As the hospital employees relayed their stories and cared for the wounded, Karen would look up to see an image that haunted her. Her direct supervisor and his children walked in, covered in mud from head to toe after being stranded on their roof for 24 hours. They had come to take showers.
Shared trauma will bring out the best and the worst in people, as COVID-19 is proving once again. But after Katrina, Karen observed more good than bad. Eli eventually got his own bed, given to him by Karen’s friend.
“Eli still won’t get rid of one of the blankets he got,” she said. “He said it was a comforting thing, his Katrina blanket.”
Hers is one of many Katrina tales to tell.

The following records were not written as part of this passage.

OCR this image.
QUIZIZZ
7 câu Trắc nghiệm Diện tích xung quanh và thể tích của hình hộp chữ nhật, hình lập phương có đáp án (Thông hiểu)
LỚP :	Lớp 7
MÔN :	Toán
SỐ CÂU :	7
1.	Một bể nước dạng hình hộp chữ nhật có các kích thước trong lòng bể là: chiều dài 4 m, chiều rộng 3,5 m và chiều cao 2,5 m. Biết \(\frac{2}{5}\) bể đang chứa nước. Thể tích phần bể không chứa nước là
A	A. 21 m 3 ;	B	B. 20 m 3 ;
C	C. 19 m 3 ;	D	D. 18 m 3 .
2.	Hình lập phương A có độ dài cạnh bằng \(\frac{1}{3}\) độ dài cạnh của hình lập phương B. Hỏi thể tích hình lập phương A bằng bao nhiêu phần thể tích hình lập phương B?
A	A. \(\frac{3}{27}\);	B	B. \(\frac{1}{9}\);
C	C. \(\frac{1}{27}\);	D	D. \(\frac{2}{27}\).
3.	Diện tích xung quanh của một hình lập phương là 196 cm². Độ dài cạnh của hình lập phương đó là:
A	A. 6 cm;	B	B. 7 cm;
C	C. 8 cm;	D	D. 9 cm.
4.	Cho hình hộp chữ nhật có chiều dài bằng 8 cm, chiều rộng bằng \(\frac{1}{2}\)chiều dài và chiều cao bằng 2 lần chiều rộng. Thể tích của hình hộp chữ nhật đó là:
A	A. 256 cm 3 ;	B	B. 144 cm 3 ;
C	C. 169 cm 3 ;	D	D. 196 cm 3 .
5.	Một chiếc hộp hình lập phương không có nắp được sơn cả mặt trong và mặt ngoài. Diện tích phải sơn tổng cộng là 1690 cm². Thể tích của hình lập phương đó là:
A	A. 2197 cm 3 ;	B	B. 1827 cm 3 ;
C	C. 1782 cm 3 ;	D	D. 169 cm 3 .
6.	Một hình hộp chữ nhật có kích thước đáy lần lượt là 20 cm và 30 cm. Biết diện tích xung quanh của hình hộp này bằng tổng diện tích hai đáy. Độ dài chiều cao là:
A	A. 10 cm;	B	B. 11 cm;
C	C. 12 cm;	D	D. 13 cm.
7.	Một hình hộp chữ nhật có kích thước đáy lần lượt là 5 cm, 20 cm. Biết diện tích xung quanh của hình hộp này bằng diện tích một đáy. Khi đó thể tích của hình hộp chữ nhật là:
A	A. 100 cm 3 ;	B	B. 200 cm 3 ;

Residents know the risks associated with living coastal, and many would say the breathtaking views while driving along beach-side highways, ever-present ocean breezes to cut the mostly year-round heat, and combination of southern hospitality and southern cooking are more than enough to make up for those risks. As the adage says, time heals all wounds, and residents and businesses are again rolling the dice to plant themselves beside the gray waters and majestic live oaks.
It proves wise, though, to take note of bare slabs still lying as tombstone-like reminders when considering insurance options. The memories of what the Coast once was, what it has been through, resurface year to year when hurricane season is in full swing, and coastal residents take a collective sigh of relief when signs of Christmas usher out the possibility of a horrible storm.